Yemen's Houthis escalate crackdown
In their latest wave of arrests, Houthi rebels in Yemen have jailed scores of people for celebrating a national holiday on what the Iran-backed militia considers the wrong date.
"Since 1962, Yemenis have celebrated September 26 as the birth of the Yemen Arab Republic," said Thomas Juneau, a Middle East analyst and professor at the University of Ottawa in Canada.
"However, for the Houthis, that date symbolically marks a very clear threat to their legitimacy," he said, adding that "any celebration of September 26 can be perceived as a call for a return to a republican Yemen, which is antithetical to what the Houthis stand for."

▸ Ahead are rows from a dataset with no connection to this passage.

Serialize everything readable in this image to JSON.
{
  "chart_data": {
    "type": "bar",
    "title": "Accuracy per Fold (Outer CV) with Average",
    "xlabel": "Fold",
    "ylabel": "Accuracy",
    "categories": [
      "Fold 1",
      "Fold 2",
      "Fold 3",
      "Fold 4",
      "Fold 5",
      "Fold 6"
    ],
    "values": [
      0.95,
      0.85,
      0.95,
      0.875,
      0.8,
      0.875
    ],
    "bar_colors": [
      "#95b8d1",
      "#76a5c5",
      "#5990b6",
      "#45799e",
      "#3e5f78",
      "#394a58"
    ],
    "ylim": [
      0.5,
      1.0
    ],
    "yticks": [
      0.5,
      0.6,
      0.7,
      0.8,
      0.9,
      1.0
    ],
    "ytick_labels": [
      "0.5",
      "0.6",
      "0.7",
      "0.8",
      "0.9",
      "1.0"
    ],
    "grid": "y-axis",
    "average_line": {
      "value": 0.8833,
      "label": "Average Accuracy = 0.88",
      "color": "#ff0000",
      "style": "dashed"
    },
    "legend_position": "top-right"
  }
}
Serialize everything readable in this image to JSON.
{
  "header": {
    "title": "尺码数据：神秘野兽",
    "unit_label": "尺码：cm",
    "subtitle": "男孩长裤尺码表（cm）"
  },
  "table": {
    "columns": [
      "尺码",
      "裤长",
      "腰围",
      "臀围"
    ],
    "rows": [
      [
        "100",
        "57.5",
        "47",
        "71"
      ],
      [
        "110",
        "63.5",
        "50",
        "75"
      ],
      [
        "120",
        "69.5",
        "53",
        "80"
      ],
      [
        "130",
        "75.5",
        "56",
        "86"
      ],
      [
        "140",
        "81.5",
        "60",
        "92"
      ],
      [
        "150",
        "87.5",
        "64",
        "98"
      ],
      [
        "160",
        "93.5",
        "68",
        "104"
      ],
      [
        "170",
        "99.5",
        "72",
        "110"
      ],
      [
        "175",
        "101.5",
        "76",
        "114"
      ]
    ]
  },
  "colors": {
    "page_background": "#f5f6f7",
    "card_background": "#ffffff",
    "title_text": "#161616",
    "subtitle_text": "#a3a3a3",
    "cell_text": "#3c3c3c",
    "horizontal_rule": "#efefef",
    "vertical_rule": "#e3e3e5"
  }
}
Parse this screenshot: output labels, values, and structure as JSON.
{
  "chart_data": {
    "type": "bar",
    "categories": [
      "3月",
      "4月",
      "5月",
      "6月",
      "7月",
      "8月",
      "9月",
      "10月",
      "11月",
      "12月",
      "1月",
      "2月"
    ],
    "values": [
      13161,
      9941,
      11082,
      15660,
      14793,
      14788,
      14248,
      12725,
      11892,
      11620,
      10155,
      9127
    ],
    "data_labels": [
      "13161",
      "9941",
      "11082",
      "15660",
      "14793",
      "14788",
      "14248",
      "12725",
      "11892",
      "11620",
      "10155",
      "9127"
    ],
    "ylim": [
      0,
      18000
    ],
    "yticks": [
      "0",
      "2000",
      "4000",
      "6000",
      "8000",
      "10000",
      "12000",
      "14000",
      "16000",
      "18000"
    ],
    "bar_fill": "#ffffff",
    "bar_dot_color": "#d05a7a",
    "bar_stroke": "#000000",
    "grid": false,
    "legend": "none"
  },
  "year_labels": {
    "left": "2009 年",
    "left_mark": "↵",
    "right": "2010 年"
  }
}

Instead, the Houthis have sought to enforce September 21 as the country's national holiday.
On that day in 2014, the militia — which was redesignated as terror organization by the US in January 2024 — took over Yemen's capital, Sanaa.
Yemeni civilians have been bearing the brunt of the brutal war for the past decade.
Around half of the 38.5 million population depends on humanitarian aid, hunger is on the rise and severe levels of food deprivation have doubled in Houthi-controlled areas since last year, Joyce Msuya, a senior official in the UN aid coordination office, said in October.
The United Nations and human rights organizations have repeatedly pointed out that Yemenis are suffering under one of the world's worst humanitarian crises, which has already killed hundreds of thousands of people. And the country's humanitarian situation is likely to worsen in the near future.
Since May, the Houthis have been arresting an increasing number of international staff. Around 50 members of the UN, humanitarian organizations and civil society staff have been arbitrarily detained and forcibly disappeared, Human Rights Watch and the United Nations confirmed in October.
"The arbitrary detention of humanitarian personnel and the false accusations against them continue to significantly hinder our ability to provide life-saving humanitarian assistance in Yemen," said Msuya on October 15.